Tutorial :How expensive is it to compute the eigenvalues of a matrix?



Question:

How expensive is it to compute the eigenvalues of a matrix?

What is the complexity of the best algorithms?

How long might it take in practice if I have a 1000 x 1000 matrix? I assume it helps if the matrix is sparse?

Are there any cases where the eigenvalue computation would not terminate?

In R, I can compute the eigenvalues as in the following toy example:

m<-matrix( c(13,2, 5,4), ncol=2, nrow=2 )  eigen(m, only.values=1)  $values  [1] 14  3  

Does anyone know what algorithm it uses?

Are there any other (open-source) packages that compute the eigenvalue?


Solution:1

Most of the algorithms for eigen value computations scale to big-Oh(n^3), where n is the row/col dimension of the (symmetric and square) matrix.

For knowing the time complexity of the best algorithm till date you would have to refer to the latest research papers in Scientific Computing/Numerical Methods.

But even if you assume the worse case, you would still need at least 1000^3 operations for a 1000x1000 matrix.

R uses the LAPACK routine's (DSYEVR, DGEEV, ZHEEV and ZGEEV) implementation by default. However you could specify the EISPACK=TRUE as a parameter to use a EISPACK's RS, RG, CH and CG routines.

The most popular and good open source packages for eigenvalue computation are LAPACK and EISPACK.


Solution:2

With big matrices you usually don't want all the eigenvalues. You just want the top few to do (say) a dimension reduction.

The canonical algorithm is the Arnoldi-Lanczos iterative algorithm implemented in ARPACK:

www.caam.rice.edu/software/ARPACK/

There is a matlab interface in eigs:

http://www.mathworks.com/access/helpdesk/help/techdoc/index.html?/access/helpdesk/help/techdoc/ref/eigs.html

eigs(A,k) and eigs(A,B,k) return the k largest magnitude eigenvalues.  

And there is now an R interface as well:

http://igraph.sourceforge.net/doc-0.5/R/arpack.html


Solution:3

I assume it helps if the matrix is sparse?

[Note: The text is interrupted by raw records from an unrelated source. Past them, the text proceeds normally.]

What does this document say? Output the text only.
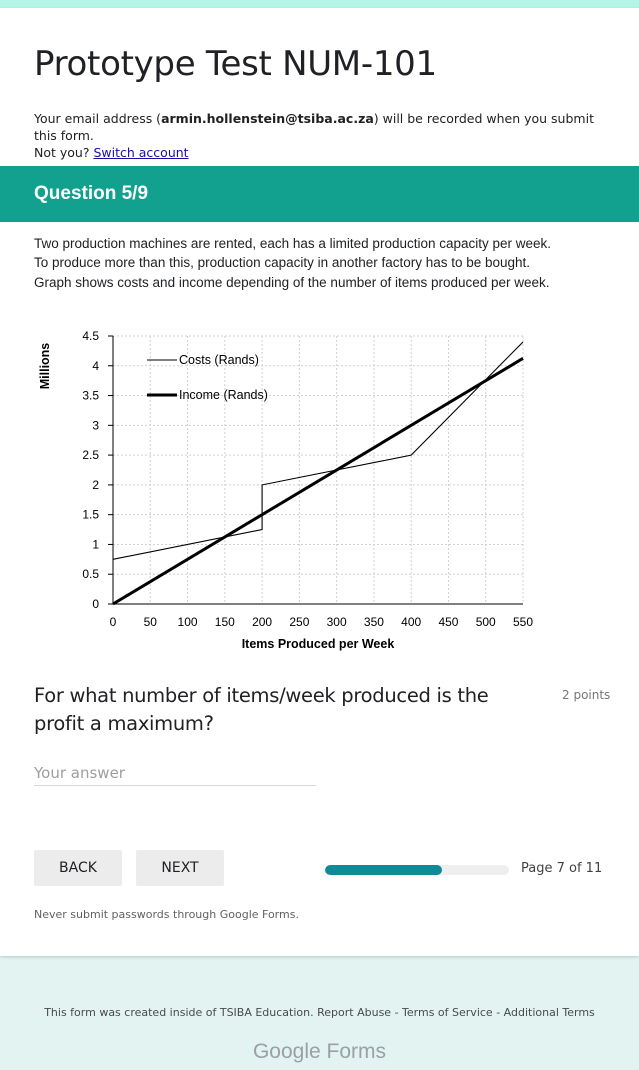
Prototype Test NUM-101
Your email address (armin.hollenstein@tsiba.ac.za) will be recorded when you submit this form.
Not you? Switch account
Question 5/9
Two production machines are rented, each has a limited production capacity per week.
To produce more than this, production capacity in another factory has to be bought.
Graph shows costs and income depending of the number of items produced per week.
0 50 100 150 200 250 300 350 400 450 500 550
0
0.5
1
1.5
2
2.5
3
3.5
4
4.5
Costs (Rands)
Income (Rands)
Items Produced per Week
Millions
For what number of items/week produced is the profit a maximum?
2 points
Your answer
BACK	NEXT	Page 7 of 11
Never submit passwords through Google Forms.
This form was created inside of TSIBA Education. Report Abuse - Terms of Service - Additional Terms
Google Forms
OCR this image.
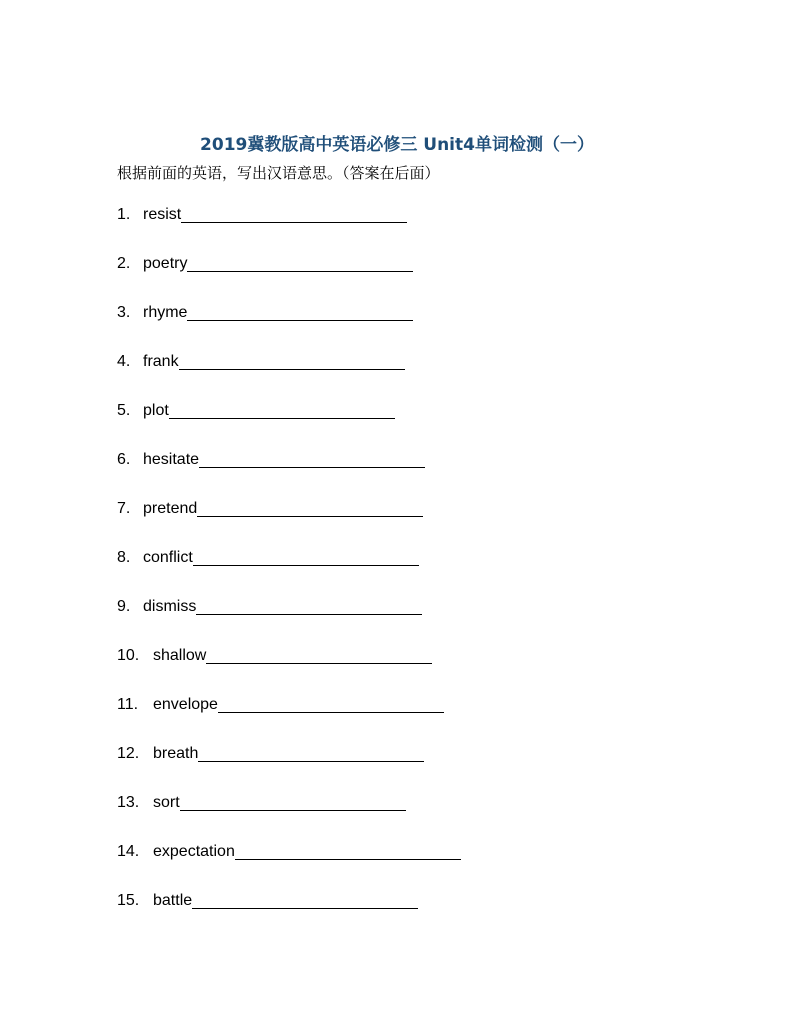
2019冀教版高中英语必修三 Unit4单词检测（一）
根据前面的英语，写出汉语意思。（答案在后面）
1. resist
2. poetry
3. rhyme
4. frank
5. plot
6. hesitate
7. pretend
8. conflict
9. dismiss
10. shallow
11. envelope
12. breath
13. sort
14. expectation
15. battle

Yes, there are algorithms, that perform well on sparse matrices.

See for example: http://www.cise.ufl.edu/research/sparse/


Solution:4

How long might it take in practice if I have a 1000x1000 matrix?

MATLAB (based on LAPACK) computes on a dual-core 1.83 GHz machine all eigenvalues of a 1000x1000 random in roughly 5 seconds. When the matrix is symmetric, the computation can be done significantly faster and requires only about 1 second.


Solution:5

I would take a look at Eigenvalue algorithms, which link to a number of different methods. They'll all have different characteristics, and hopefully one will be suitable for your purposes.


Solution:6

Apache Mahout is an open-source framework built on map-reduce (i.e. it works for really really big matrices). Note that for a lot of matrix stuff the question isn't "whats the big-o runtime" but rather "how parallelizable is it?" Mahout says they use Lanczos, which can essentially be run in parallel on as many processors as you care to give it.


Solution:7

It uses the QR algo. See Wilkinson, J. H. (1965) The Algebraic Eigenvalue Problem. Clarendon Press, Oxford. It does not exploit sparsity.